The market effect is likely to be felt first in procurement and assurance. Public bodies, regulated operators, and large enterprises increasingly need evidence that suppliers understand what is inside their products. That evidence becomes more valuable when new vulnerabilities emerge in common libraries, development frameworks, package ecosystems, or embedded components. Without reliable component inventories, buyers and operators are left asking vendors whether they are affected, often under incident pressure.

The CRA gives those questions legal and commercial force. Manufacturers of products with digital elements will need to meet security-by-design and security-by-default obligations, while market surveillance authorities will have enforcement responsibilities. Suppliers that cannot produce credible component transparency may face friction in enterprise procurement long before regulators intervene.

Quality remains the hard part. SBOM adoption can become superficial if vendors treat it as a compliance artefact rather than an operational capability. Component names can be inconsistent, transitive dependencies can be missed, versions can drift, and vulnerability data can be noisy or incomplete. Organisations consuming SBOMs also need the capacity to process them, prioritise exposure, and distinguish theoretical vulnerability matches from exploitable risk in their own environments.

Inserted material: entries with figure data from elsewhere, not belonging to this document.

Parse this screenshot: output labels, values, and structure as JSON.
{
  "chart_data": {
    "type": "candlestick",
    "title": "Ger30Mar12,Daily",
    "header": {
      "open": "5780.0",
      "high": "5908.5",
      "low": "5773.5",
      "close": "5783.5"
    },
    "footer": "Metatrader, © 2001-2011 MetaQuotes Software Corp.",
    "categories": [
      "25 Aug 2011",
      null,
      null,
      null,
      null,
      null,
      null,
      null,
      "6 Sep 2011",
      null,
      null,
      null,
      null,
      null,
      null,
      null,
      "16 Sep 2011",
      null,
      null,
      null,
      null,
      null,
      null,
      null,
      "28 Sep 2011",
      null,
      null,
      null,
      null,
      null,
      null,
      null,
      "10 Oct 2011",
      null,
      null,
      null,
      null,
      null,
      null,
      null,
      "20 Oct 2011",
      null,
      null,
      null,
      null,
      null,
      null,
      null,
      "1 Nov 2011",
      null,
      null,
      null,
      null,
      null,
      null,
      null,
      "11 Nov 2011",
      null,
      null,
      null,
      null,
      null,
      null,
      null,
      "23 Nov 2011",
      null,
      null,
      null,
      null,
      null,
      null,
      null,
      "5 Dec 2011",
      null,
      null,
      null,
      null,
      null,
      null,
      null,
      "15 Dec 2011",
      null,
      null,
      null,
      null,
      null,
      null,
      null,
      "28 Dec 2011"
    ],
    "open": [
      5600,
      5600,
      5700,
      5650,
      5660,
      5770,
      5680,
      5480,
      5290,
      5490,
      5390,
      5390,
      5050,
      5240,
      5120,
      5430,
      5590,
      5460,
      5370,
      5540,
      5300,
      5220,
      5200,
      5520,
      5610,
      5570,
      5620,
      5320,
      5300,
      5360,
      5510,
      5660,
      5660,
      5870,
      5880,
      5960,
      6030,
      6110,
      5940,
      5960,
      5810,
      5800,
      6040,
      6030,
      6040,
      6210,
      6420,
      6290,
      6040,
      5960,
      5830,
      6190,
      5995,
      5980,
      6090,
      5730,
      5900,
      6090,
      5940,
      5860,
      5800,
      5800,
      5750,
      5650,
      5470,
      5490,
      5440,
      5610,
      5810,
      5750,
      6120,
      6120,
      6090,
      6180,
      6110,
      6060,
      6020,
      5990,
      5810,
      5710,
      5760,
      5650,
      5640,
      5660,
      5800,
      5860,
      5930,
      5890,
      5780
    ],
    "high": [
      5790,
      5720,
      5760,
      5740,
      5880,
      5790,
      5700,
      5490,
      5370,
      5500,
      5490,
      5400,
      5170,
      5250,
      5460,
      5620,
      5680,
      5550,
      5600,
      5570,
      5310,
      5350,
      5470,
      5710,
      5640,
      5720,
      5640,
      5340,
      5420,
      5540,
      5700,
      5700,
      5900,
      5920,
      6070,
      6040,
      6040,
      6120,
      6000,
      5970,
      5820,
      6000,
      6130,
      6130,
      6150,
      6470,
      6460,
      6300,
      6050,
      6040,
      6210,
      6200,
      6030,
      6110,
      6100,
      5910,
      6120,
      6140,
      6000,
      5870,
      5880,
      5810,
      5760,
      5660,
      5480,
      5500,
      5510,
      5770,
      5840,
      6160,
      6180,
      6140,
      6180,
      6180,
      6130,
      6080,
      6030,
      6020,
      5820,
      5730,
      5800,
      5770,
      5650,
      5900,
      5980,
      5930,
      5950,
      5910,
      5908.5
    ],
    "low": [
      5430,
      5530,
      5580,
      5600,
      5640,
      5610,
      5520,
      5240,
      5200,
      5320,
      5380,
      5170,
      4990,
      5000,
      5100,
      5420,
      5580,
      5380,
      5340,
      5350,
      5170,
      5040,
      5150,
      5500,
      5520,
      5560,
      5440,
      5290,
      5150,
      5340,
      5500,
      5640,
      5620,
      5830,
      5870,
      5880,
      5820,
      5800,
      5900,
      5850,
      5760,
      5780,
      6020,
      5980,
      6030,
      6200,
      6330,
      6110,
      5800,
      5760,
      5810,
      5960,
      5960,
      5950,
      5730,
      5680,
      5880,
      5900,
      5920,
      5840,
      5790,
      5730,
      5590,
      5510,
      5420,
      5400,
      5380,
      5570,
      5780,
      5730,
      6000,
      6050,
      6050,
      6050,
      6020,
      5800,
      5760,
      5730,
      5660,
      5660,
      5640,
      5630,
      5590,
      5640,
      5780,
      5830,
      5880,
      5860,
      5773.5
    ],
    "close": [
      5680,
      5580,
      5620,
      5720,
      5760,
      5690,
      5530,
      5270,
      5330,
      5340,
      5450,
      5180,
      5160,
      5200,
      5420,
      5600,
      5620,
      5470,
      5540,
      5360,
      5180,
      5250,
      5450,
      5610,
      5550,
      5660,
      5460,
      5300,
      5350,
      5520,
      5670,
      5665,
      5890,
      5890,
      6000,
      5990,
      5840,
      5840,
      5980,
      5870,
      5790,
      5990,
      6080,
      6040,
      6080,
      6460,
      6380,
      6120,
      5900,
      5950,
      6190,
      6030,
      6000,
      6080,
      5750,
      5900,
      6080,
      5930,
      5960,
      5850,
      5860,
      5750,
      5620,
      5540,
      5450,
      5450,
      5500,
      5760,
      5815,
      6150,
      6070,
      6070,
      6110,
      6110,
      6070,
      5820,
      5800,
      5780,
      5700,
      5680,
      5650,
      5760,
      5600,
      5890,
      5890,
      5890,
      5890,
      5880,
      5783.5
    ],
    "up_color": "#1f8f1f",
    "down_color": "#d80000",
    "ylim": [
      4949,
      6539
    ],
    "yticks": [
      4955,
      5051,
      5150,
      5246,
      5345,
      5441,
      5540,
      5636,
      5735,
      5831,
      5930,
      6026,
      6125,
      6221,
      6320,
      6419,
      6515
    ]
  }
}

The report lands in a market that is still defining what good looks like. Software teams, product security teams, procurement functions, legal teams, and risk owners need shared expectations about formats, frequency, access, and liability. A supplier that hands over an SBOM once a year is not solving the same problem as one that provides continuous, verified component intelligence tied to patching and vulnerability disclosure.

Europe’s regulatory direction is turning software transparency into an assurance requirement. SBOMs are moving from technical inventory work into supplier-risk governance, particularly for products used in critical services, public administration, regulated financial services, healthcare, transport, and industrial environments.